Cranberry White Chocolate Chip Crinkle Cookies
As you’re getting ready to make something with cranberries for Thanksgiving tomorrow (doesn’t time just fly by so fast?!?) set aside some fresh cranberries for these cookies. Trust me, you will not regret making these amazing cookies! The cranberries and white chocolate and orange zest…all together in a cookie…then a little crinkle top…yum yum yum they taste so good!
I may or may not have kept telling Nick while making these cookie (over and over) ‘look, they’re crinkley, no look, they really crinkled!’ haha I just thought that it was so cool, the cookies were very pretty (and I say ‘were’ because I definitely had to send some with Nick to work so I wouldn’t eat them all myself). Also, my KitchenAid Mixer made making these cookies a breeze, don’t have a KitchenAid 5-Quart Mixer?

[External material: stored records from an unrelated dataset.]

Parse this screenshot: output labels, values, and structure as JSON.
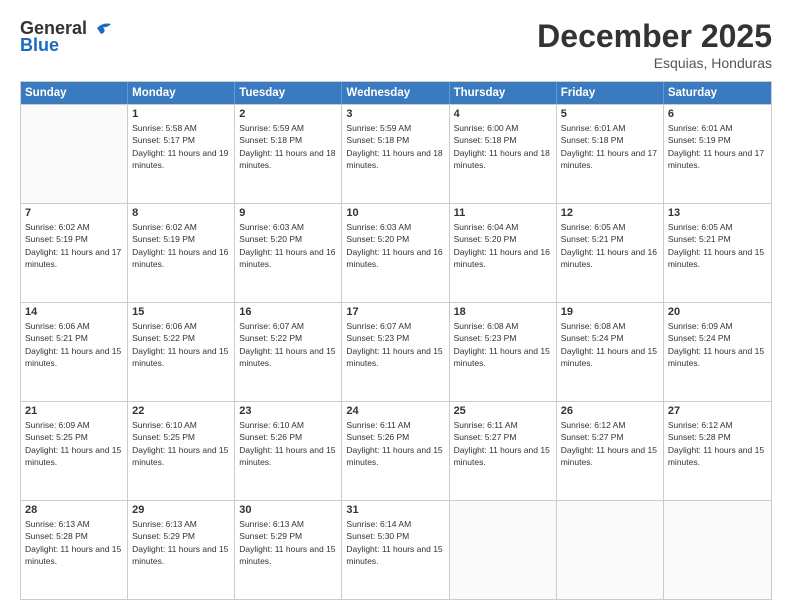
{
  "logo": {
    "general": "General",
    "blue": "Blue"
  },
  "title": "December 2025",
  "subtitle": "Esquias, Honduras",
  "header_days": [
    "Sunday",
    "Monday",
    "Tuesday",
    "Wednesday",
    "Thursday",
    "Friday",
    "Saturday"
  ],
  "weeks": [
    [
      {
        "day": "",
        "sunrise": "",
        "sunset": "",
        "daylight": ""
      },
      {
        "day": "1",
        "sunrise": "Sunrise: 5:58 AM",
        "sunset": "Sunset: 5:17 PM",
        "daylight": "Daylight: 11 hours and 19 minutes."
      },
      {
        "day": "2",
        "sunrise": "Sunrise: 5:59 AM",
        "sunset": "Sunset: 5:18 PM",
        "daylight": "Daylight: 11 hours and 18 minutes."
      },
      {
        "day": "3",
        "sunrise": "Sunrise: 5:59 AM",
        "sunset": "Sunset: 5:18 PM",
        "daylight": "Daylight: 11 hours and 18 minutes."
      },
      {
        "day": "4",
        "sunrise": "Sunrise: 6:00 AM",
        "sunset": "Sunset: 5:18 PM",
        "daylight": "Daylight: 11 hours and 18 minutes."
      },
      {
        "day": "5",
        "sunrise": "Sunrise: 6:01 AM",
        "sunset": "Sunset: 5:18 PM",
        "daylight": "Daylight: 11 hours and 17 minutes."
      },
      {
        "day": "6",
        "sunrise": "Sunrise: 6:01 AM",
        "sunset": "Sunset: 5:19 PM",
        "daylight": "Daylight: 11 hours and 17 minutes."
      }
    ],
    [
      {
        "day": "7",
        "sunrise": "Sunrise: 6:02 AM",
        "sunset": "Sunset: 5:19 PM",
        "daylight": "Daylight: 11 hours and 17 minutes."
      },
      {
        "day": "8",
        "sunrise": "Sunrise: 6:02 AM",
        "sunset": "Sunset: 5:19 PM",
        "daylight": "Daylight: 11 hours and 16 minutes."
      },
      {
        "day": "9",
        "sunrise": "Sunrise: 6:03 AM",
        "sunset": "Sunset: 5:20 PM",
        "daylight": "Daylight: 11 hours and 16 minutes."
      },
      {
        "day": "10",
        "sunrise": "Sunrise: 6:03 AM",
        "sunset": "Sunset: 5:20 PM",
        "daylight": "Daylight: 11 hours and 16 minutes."
      },
      {
        "day": "11",
        "sunrise": "Sunrise: 6:04 AM",
        "sunset": "Sunset: 5:20 PM",
        "daylight": "Daylight: 11 hours and 16 minutes."
      },
      {
        "day": "12",
        "sunrise": "Sunrise: 6:05 AM",
        "sunset": "Sunset: 5:21 PM",
        "daylight": "Daylight: 11 hours and 16 minutes."
      },
      {
        "day": "13",
        "sunrise": "Sunrise: 6:05 AM",
        "sunset": "Sunset: 5:21 PM",
        "daylight": "Daylight: 11 hours and 15 minutes."
      }
    ],
    [
      {
        "day": "14",
        "sunrise": "Sunrise: 6:06 AM",
        "sunset": "Sunset: 5:21 PM",
        "daylight": "Daylight: 11 hours and 15 minutes."
      },
      {
        "day": "15",
        "sunrise": "Sunrise: 6:06 AM",
        "sunset": "Sunset: 5:22 PM",
        "daylight": "Daylight: 11 hours and 15 minutes."
      },
      {
        "day": "16",
        "sunrise": "Sunrise: 6:07 AM",
        "sunset": "Sunset: 5:22 PM",
        "daylight": "Daylight: 11 hours and 15 minutes."
      },
      {
        "day": "17",
        "sunrise": "Sunrise: 6:07 AM",
        "sunset": "Sunset: 5:23 PM",
        "daylight": "Daylight: 11 hours and 15 minutes."
      },
      {
        "day": "18",
        "sunrise": "Sunrise: 6:08 AM",
        "sunset": "Sunset: 5:23 PM",
        "daylight": "Daylight: 11 hours and 15 minutes."
      },
      {
        "day": "19",
        "sunrise": "Sunrise: 6:08 AM",
        "sunset": "Sunset: 5:24 PM",
        "daylight": "Daylight: 11 hours and 15 minutes."
      },
      {
        "day": "20",
        "sunrise": "Sunrise: 6:09 AM",
        "sunset": "Sunset: 5:24 PM",
        "daylight": "Daylight: 11 hours and 15 minutes."
      }
    ],
    [
      {
        "day": "21",
        "sunrise": "Sunrise: 6:09 AM",
        "sunset": "Sunset: 5:25 PM",
        "daylight": "Daylight: 11 hours and 15 minutes."
      },
      {
        "day": "22",
        "sunrise": "Sunrise: 6:10 AM",
        "sunset": "Sunset: 5:25 PM",
        "daylight": "Daylight: 11 hours and 15 minutes."
      },
      {
        "day": "23",
        "sunrise": "Sunrise: 6:10 AM",
        "sunset": "Sunset: 5:26 PM",
        "daylight": "Daylight: 11 hours and 15 minutes."
      },
      {
        "day": "24",
        "sunrise": "Sunrise: 6:11 AM",
        "sunset": "Sunset: 5:26 PM",
        "daylight": "Daylight: 11 hours and 15 minutes."
      },
      {
        "day": "25",
        "sunrise": "Sunrise: 6:11 AM",
        "sunset": "Sunset: 5:27 PM",
        "daylight": "Daylight: 11 hours and 15 minutes."
      },
      {
        "day": "26",
        "sunrise": "Sunrise: 6:12 AM",
        "sunset": "Sunset: 5:27 PM",
        "daylight": "Daylight: 11 hours and 15 minutes."
      },
      {
        "day": "27",
        "sunrise": "Sunrise: 6:12 AM",
        "sunset": "Sunset: 5:28 PM",
        "daylight": "Daylight: 11 hours and 15 minutes."
      }
    ],
    [
      {
        "day": "28",
        "sunrise": "Sunrise: 6:13 AM",
        "sunset": "Sunset: 5:28 PM",
        "daylight": "Daylight: 11 hours and 15 minutes."
      },
      {
        "day": "29",
        "sunrise": "Sunrise: 6:13 AM",
        "sunset": "Sunset: 5:29 PM",
        "daylight": "Daylight: 11 hours and 15 minutes."
      },
      {
        "day": "30",
        "sunrise": "Sunrise: 6:13 AM",
        "sunset": "Sunset: 5:29 PM",
        "daylight": "Daylight: 11 hours and 15 minutes."
      },
      {
        "day": "31",
        "sunrise": "Sunrise: 6:14 AM",
        "sunset": "Sunset: 5:30 PM",
        "daylight": "Daylight: 11 hours and 15 minutes."
      },
      {
        "day": "",
        "sunrise": "",
        "sunset": "",
        "daylight": ""
      },
      {
        "day": "",
        "sunrise": "",
        "sunset": "",
        "daylight": ""
      },
      {
        "day": "",
        "sunrise": "",
        "sunset": "",
        "daylight": ""
      }
    ]
  ]
}
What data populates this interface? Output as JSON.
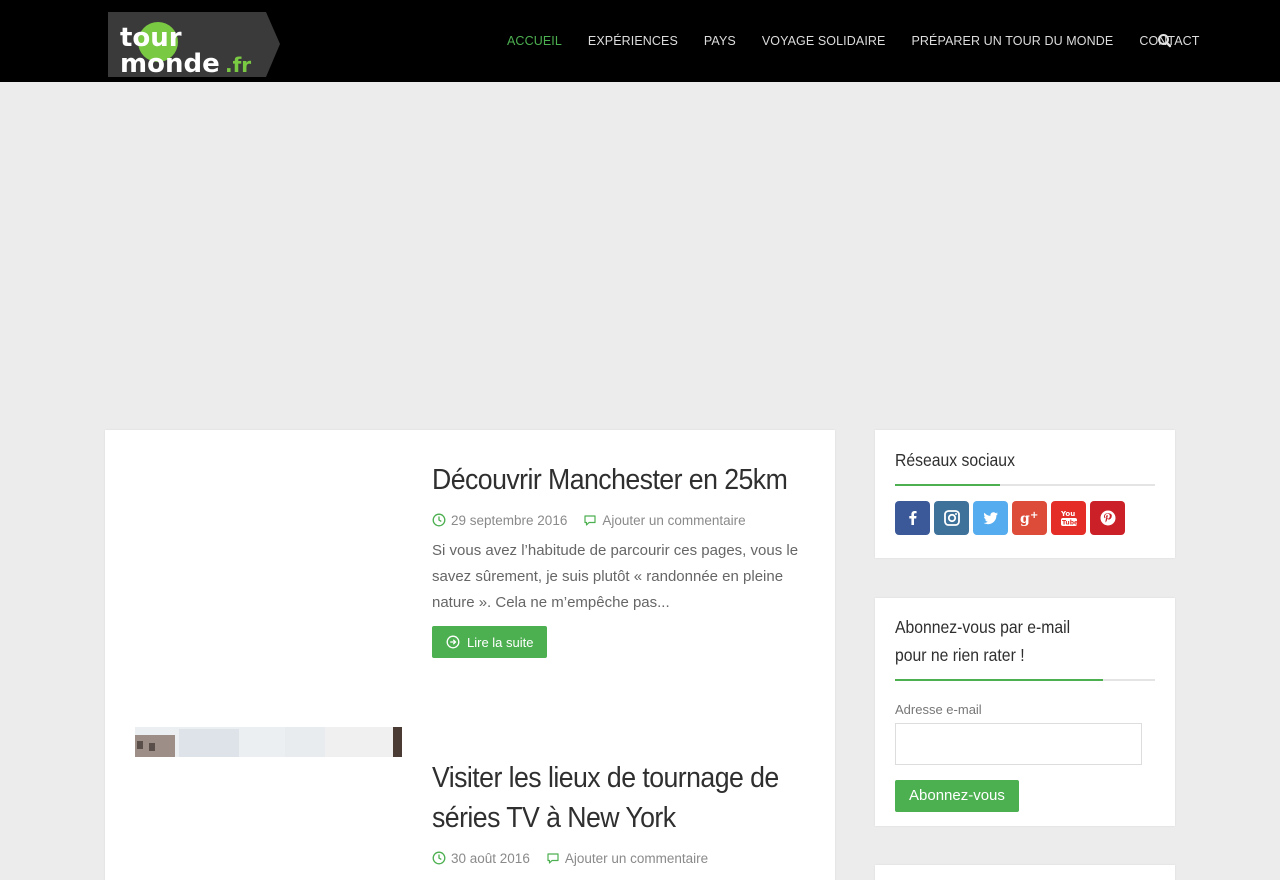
{
  "header": {
    "logo_text_1": "tour",
    "logo_text_2": "monde",
    "logo_text_3": ".fr",
    "nav": [
      {
        "label": "ACCUEIL",
        "active": true
      },
      {
        "label": "EXPÉRIENCES",
        "active": false
      },
      {
        "label": "PAYS",
        "active": false
      },
      {
        "label": "VOYAGE SOLIDAIRE",
        "active": false
      },
      {
        "label": "PRÉPARER UN TOUR DU MONDE",
        "active": false
      },
      {
        "label": "CONTACT",
        "active": false
      }
    ],
    "search_icon": "search-icon"
  },
  "posts": [
    {
      "title": "Découvrir Manchester en 25km",
      "date": "29 septembre 2016",
      "comments": "Ajouter un commentaire",
      "excerpt": "Si vous avez l’habitude de parcourir ces pages, vous le savez sûrement, je suis plutôt « randonnée en pleine nature ». Cela ne m’empêche pas...",
      "read_more": "Lire la suite"
    },
    {
      "title": "Visiter les lieux de tournage de séries TV à New York",
      "date": "30 août 2016",
      "comments": "Ajouter un commentaire"
    }
  ],
  "sidebar": {
    "social": {
      "title": "Réseaux sociaux",
      "icons": [
        "facebook-icon",
        "instagram-icon",
        "twitter-icon",
        "google-plus-icon",
        "youtube-icon",
        "pinterest-icon"
      ]
    },
    "subscribe": {
      "title_line1": "Abonnez-vous par e-mail",
      "title_line2": "pour ne rien rater !",
      "email_label": "Adresse e-mail",
      "email_value": "",
      "button_label": "Abonnez-vous"
    }
  },
  "colors": {
    "accent": "#4caf50",
    "navbar": "#000000",
    "facebook": "#3b5998",
    "instagram": "#3f729b",
    "twitter": "#55acee",
    "google_plus": "#dd4b39",
    "youtube": "#e52d27",
    "pinterest": "#cb2027"
  }
}
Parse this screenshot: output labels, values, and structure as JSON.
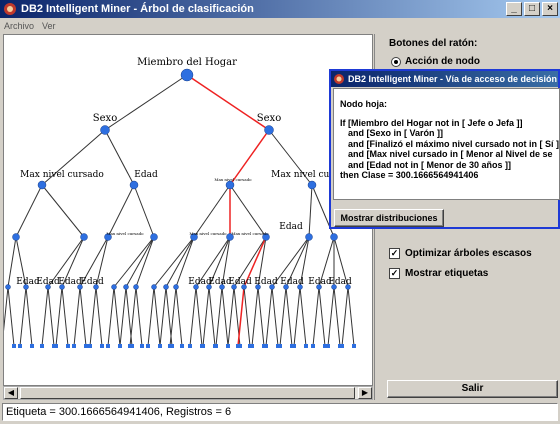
{
  "window": {
    "title": "DB2 Intelligent Miner - Árbol de clasificación",
    "min": "_",
    "max": "□",
    "close": "×"
  },
  "menu": [
    {
      "label": "Archivo"
    },
    {
      "label": "Ver"
    }
  ],
  "tree": {
    "root": "Miembro del Hogar",
    "level1": [
      "Sexo",
      "Sexo"
    ],
    "level2": [
      "Max nivel cursado",
      "Edad",
      "",
      "Max nivel cursado"
    ],
    "small_labels": [
      "Max nivel cursado",
      "Max nivel cursado",
      "Max nivel cursado",
      "Max nivel cursado",
      "Edad"
    ],
    "edad_label": "Edad",
    "edad_leaf_labels": [
      "Edad",
      "Edad",
      "Edad",
      "Edad",
      "Edad",
      "Edad",
      "Edad",
      "Edad",
      "Edad",
      "Edad",
      "Edad",
      "Edad"
    ]
  },
  "colors": {
    "path": "#ee2222",
    "node": "#2e6fe0",
    "edge": "#333333"
  },
  "right_panel": {
    "heading": "Botones del ratón:",
    "radio_label": "Acción de nodo",
    "checkbox1": "Optimizar árboles escasos",
    "checkbox2": "Mostrar etiquetas",
    "exit_button": "Salir"
  },
  "dialog": {
    "title": "DB2 Intelligent Miner - Vía de acceso de decisión",
    "heading": "Nodo hoja:",
    "lines": [
      "If [Miembro del Hogar not in [ Jefe o Jefa ]]",
      "and [Sexo in [ Varón ]]",
      "and [Finalizó el máximo nivel cursado not in [ Sí ]",
      "and [Max nivel cursado in [ Menor al Nivel de se",
      "and [Edad not in [ Menor de 30 años ]]",
      "then Clase = 300.1666564941406"
    ],
    "button": "Mostrar distribuciones"
  },
  "status": {
    "text": "Etiqueta = 300.1666564941406, Registros = 6"
  }
}
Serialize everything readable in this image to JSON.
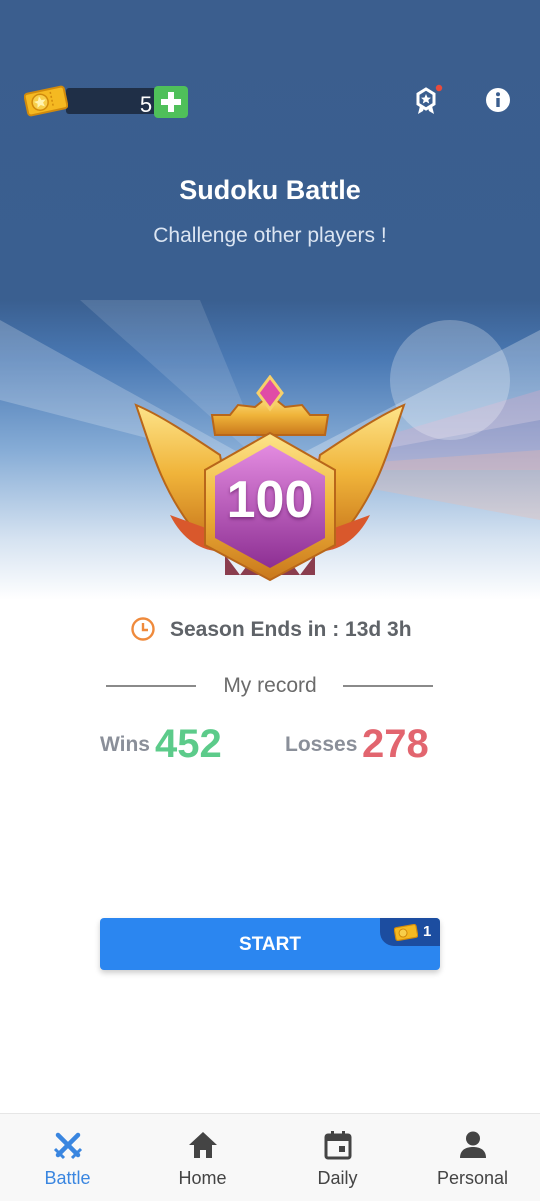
{
  "header": {
    "tickets": {
      "count": "5",
      "icon": "ticket-star-icon",
      "add_icon": "plus-icon"
    },
    "badge_icon": "rank-badge-icon",
    "info_icon": "info-icon",
    "title": "Sudoku Battle",
    "subtitle": "Challenge other players !"
  },
  "rank": {
    "value": "100"
  },
  "season": {
    "icon": "clock-icon",
    "text": "Season Ends in : 13d 3h"
  },
  "record": {
    "label": "My record",
    "wins_label": "Wins",
    "wins_value": "452",
    "losses_label": "Losses",
    "losses_value": "278"
  },
  "start": {
    "label": "START",
    "cost": "1",
    "cost_icon": "ticket-icon"
  },
  "nav": {
    "items": [
      {
        "label": "Battle",
        "icon": "crossed-swords-icon",
        "active": true
      },
      {
        "label": "Home",
        "icon": "home-icon",
        "active": false
      },
      {
        "label": "Daily",
        "icon": "calendar-icon",
        "active": false
      },
      {
        "label": "Personal",
        "icon": "person-icon",
        "active": false
      }
    ]
  },
  "colors": {
    "header_bg": "#3b5e8e",
    "accent": "#2b86f0",
    "wins": "#5ccb8a",
    "losses": "#e2656f",
    "nav_active": "#3a86e0"
  }
}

Well, you have until December 9th 2013 to enter the giveaway I’m co-hosting here!!
- 2 Cups Flour
- ¾ Cup Sugar
- ½ Stick Butter (4 Tbs)
- ½ Stick Vegetable Shortening (8 Tbs)
- ½ Cup Fresh Cranberries (ground in food processor or chopped very finely)
- ½ Cup White Chocolate Chips
- 1 egg
- 1 Tbs zest of orange (about ½ a navel orange zested)
- 1 Tbs juice of orange
- ½ tsp Vanilla Extract
- ¼ tsp Baking Powder
- ¼ tsp Baking Soda
- small pinch salt
- ½ Cup Powdered Sugar for rolling cookies in
- Preheat oven to 350. Line a baking sheet with parchment paper and set aside. In the bowl of a stand mixer or with a hand mixer beat butter, vegetable shorting and sugar until creamy. Scrape down sides of the bowl and add the egg, beat again until incorporated. Add vanilla extract, orange zest and juice, baking powder, baking soda, salt and flour, beat until all incorporated in the dough. With a spoon fold in the chopped up cranberries and white chocolate chips.
- In a separate bowl put the powdered sugar (you will roll the cookie dough in this). Form little balls of dough and roll it between your hands (about 1-2 tbs of dough) roll dough in powdered sugar, place on lined baking sheet and slightly press down, repeat with remaining dough. Bake for 12 minutes. Remove from oven, let cool on the cookie sheet for 5 minutes, then transfer to a cooling rack.